Watch the A-10 Do What it was Built to Do

 

The US Air Force has deployed the Fairchild Republic A-10 Thunderbolt II to Afghanistan and Iraq in the past 13 years, using it mostly to support infantry units on the ground with directed air support. Currently, it has flown strike missions against Daesh (ISIS) targets in the Middle East as part of Operation Inherent Resolve. For the most part, these conflicts are waged against irregular enemies who fight without the use of larger conventional military hardware, including tanks, armored personnel carriers (APCs), etc. This means that, since Operation Desert Storm in the early 1990s, A-10 pilots have only had sparse opportunities to use their jet for the mission it was originally designed to fly: armor-killing.

Back in the 1970s, one of the key requirements for the A-X program (which spawned the A-10), was that the final product needed to be particularly effective against vehicles protected by heavy armor. Namely, Soviet tanks and APCs parked all over Eastern Europe, ready to cross the Iron Curtain should the Cold War have gone hot. The A-10 never did get its chance to fight the armored fury of the Red Army, but it did see a bit of action against Iraqi military tanks and tracked fighting vehicles, all bought from the USSR on export deals in the 1970s and 1980s. But in the 20-something years since, missions involving such targets evaporated nearly completely.

At least until now.

This footage, recently posted (just yesterday) to the official Combined Joint Task Force – Operation Inherent Resolve YouTube page shows an A-10 destroying an armored vehicle, presumable laden with explosives. The vehicle, commandeered by Daesh guerrillas, was identified as a Soviet-era BMP-1 by Sofrep.com. Syria possesses thousands of these infantry fighting vehicles, bought from the Soviet Union in the mid-1970s.
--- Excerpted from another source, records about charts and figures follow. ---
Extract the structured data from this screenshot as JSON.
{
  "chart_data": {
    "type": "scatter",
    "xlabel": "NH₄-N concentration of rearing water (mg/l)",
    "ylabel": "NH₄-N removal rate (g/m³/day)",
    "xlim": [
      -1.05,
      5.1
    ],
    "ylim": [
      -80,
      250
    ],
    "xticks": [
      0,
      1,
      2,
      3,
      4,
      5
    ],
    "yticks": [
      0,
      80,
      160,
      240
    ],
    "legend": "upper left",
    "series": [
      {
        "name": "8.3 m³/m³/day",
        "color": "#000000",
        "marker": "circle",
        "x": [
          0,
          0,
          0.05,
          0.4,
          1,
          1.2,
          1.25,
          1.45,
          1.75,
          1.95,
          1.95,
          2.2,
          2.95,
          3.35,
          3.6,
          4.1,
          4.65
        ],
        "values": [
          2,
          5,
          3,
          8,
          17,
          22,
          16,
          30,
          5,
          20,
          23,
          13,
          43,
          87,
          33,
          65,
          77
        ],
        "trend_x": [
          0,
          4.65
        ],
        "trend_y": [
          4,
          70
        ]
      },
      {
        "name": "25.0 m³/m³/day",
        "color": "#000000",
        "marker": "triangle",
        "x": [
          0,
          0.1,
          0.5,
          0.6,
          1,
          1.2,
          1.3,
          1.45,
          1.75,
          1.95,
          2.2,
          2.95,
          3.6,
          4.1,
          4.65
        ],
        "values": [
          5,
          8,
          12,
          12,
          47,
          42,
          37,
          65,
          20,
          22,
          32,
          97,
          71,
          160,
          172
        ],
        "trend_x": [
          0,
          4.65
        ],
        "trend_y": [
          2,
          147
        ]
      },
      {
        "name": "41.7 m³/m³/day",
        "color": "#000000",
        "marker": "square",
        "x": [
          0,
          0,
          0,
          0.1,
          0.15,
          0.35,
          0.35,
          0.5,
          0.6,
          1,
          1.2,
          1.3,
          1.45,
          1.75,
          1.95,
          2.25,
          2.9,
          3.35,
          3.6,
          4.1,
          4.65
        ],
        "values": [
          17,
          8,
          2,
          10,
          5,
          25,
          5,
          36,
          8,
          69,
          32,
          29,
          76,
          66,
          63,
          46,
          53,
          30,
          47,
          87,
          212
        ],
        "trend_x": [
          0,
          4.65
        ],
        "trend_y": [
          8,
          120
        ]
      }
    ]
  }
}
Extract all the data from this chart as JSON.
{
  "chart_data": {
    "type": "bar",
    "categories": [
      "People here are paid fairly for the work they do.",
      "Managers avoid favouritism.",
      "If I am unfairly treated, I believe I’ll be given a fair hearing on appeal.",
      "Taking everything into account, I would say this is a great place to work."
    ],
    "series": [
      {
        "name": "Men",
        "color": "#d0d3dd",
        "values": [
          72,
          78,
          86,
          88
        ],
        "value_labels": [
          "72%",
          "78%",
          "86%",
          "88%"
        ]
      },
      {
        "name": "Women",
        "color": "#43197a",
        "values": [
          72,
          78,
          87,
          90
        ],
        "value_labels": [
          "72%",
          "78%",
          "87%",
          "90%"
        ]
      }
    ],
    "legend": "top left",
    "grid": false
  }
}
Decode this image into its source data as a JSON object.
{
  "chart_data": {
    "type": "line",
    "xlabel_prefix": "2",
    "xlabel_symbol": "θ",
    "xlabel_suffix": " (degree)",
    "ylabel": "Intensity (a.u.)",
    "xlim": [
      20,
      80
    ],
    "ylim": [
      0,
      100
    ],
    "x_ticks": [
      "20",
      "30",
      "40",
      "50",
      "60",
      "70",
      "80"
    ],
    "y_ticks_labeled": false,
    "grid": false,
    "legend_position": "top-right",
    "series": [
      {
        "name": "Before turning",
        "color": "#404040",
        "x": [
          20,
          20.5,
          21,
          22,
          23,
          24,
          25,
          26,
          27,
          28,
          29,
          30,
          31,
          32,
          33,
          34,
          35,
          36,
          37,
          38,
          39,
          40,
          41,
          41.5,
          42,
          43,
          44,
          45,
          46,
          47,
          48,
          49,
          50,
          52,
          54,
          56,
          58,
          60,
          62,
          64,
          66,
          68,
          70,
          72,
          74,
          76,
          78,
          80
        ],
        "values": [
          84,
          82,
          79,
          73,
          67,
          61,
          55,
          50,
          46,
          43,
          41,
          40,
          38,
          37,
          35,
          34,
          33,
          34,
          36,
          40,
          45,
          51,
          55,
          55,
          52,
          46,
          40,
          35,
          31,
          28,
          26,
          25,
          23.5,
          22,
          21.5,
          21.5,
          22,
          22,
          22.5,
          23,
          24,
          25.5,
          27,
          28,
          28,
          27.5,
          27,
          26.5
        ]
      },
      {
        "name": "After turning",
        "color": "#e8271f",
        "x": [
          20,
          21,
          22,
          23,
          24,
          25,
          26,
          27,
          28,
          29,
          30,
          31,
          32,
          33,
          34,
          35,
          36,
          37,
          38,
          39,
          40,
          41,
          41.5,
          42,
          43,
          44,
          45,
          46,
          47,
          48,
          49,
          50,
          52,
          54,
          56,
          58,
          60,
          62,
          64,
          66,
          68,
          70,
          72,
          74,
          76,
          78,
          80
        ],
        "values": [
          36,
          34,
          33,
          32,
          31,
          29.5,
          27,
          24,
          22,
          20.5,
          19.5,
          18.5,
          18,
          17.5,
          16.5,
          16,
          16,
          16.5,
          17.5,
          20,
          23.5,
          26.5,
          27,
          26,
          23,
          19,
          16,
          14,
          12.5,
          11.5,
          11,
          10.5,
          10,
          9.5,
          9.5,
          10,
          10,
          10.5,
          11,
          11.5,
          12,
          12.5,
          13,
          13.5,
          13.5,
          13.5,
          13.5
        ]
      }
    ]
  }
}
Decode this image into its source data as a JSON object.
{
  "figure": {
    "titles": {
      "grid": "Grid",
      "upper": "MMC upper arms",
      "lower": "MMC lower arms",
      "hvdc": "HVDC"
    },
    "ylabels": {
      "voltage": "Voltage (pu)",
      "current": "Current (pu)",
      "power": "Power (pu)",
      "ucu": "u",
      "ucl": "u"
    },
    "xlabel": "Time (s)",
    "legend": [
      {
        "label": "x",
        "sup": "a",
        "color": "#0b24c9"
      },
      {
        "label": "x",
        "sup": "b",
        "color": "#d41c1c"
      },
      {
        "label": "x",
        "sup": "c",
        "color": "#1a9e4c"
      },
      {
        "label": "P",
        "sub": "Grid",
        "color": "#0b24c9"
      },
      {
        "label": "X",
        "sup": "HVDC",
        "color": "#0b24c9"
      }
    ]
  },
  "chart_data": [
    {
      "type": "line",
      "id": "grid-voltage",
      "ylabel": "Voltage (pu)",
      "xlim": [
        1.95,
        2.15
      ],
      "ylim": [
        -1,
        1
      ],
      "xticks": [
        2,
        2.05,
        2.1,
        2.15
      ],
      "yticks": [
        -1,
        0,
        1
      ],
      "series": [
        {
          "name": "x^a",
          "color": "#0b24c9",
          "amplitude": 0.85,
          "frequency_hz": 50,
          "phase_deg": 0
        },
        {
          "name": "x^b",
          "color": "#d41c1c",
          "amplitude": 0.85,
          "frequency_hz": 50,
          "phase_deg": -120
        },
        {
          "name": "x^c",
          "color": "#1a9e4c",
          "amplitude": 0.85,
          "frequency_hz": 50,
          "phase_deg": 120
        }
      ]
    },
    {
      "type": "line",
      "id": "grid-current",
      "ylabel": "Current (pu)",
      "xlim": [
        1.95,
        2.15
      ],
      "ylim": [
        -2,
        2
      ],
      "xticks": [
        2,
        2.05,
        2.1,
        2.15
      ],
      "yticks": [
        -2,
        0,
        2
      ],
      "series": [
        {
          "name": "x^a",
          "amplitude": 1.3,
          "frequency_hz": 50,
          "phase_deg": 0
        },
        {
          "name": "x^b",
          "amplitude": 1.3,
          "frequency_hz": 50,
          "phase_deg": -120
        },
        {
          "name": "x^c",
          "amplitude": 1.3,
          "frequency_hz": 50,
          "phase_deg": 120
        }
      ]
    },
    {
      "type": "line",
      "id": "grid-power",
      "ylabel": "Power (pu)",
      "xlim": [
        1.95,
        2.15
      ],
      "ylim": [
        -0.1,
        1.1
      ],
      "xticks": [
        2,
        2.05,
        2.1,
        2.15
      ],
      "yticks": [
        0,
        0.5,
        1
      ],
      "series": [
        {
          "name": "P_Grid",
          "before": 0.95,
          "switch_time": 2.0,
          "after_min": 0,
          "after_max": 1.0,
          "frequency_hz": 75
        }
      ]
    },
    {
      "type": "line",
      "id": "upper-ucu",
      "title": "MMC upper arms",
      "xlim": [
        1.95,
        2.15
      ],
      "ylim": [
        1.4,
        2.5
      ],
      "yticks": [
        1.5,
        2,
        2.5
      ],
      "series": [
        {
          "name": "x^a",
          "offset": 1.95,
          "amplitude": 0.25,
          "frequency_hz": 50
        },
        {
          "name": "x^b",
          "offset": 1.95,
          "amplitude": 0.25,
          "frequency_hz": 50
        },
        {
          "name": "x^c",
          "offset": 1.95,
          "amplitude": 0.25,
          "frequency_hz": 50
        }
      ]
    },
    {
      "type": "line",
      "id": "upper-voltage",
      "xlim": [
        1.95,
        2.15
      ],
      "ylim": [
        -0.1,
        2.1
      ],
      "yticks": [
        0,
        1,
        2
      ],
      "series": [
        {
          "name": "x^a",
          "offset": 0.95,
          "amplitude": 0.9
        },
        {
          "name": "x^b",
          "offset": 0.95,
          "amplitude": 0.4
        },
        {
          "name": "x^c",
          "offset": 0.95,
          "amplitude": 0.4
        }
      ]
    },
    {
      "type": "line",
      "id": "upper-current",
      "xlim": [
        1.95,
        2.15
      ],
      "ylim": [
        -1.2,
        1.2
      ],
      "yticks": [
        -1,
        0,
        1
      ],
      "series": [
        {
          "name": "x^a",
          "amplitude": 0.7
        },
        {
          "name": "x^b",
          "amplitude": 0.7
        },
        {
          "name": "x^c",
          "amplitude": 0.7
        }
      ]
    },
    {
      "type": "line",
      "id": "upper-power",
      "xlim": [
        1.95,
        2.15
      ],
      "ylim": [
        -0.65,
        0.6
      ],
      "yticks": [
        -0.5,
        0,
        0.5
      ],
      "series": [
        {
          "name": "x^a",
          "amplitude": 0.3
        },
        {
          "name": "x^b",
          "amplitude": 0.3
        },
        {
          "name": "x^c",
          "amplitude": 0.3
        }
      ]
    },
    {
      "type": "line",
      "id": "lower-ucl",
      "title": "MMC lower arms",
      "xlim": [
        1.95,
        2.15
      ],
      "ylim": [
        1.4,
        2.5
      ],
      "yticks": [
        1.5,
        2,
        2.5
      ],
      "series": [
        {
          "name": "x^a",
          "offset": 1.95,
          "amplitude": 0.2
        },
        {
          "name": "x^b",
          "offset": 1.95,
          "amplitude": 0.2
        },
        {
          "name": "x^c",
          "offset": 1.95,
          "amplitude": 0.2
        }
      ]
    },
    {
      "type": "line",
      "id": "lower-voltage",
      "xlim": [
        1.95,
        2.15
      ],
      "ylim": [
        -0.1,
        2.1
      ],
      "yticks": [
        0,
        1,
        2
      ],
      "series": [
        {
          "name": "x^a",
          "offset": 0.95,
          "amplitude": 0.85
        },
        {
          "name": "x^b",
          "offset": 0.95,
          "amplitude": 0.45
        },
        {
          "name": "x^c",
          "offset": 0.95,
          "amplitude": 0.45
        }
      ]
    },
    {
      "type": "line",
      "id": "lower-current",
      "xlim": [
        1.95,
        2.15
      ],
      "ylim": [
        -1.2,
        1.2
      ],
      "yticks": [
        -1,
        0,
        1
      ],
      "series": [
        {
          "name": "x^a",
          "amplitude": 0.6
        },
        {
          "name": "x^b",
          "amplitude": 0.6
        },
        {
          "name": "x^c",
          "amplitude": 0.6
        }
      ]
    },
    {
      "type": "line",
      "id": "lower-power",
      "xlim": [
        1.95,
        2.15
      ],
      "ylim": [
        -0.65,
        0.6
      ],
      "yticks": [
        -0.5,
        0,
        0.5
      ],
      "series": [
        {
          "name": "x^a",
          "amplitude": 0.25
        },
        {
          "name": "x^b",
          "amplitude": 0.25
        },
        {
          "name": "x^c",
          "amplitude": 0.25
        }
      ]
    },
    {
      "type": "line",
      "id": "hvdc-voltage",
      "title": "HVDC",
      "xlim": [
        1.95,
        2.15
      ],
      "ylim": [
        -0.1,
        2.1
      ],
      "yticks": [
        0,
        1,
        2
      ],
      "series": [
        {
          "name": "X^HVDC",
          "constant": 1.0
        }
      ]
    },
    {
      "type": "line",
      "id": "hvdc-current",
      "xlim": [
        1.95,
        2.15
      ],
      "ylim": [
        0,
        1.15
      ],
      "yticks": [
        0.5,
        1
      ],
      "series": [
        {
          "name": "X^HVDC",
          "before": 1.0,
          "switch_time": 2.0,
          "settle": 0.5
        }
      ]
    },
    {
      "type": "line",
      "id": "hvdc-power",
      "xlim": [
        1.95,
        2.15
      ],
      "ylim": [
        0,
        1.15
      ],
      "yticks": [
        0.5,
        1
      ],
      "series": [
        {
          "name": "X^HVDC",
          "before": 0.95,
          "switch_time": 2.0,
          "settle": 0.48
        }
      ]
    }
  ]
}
In the video, an A-10 saturates the general area of the BMP-1 with 30mm PGU-14/B Armory Piercing Incendiary rounds, which detonate upon impact. Each PGU-14/B contains a depleted uranium tip, allowing the bullet to penetrate most forms of armor on tanks and personnel carriers, and subsequently detonate, virtually turning everything inside the doomed vehicle into a version of fiery hell. The resultant explosion, after the BMP-1 is hit, proves that it was carrying a hell of a lot of explosives inside. This video lacks sound, so you won’t be able to hear the infamous BRRRTTT! of the GAU-8 as the cannon fires.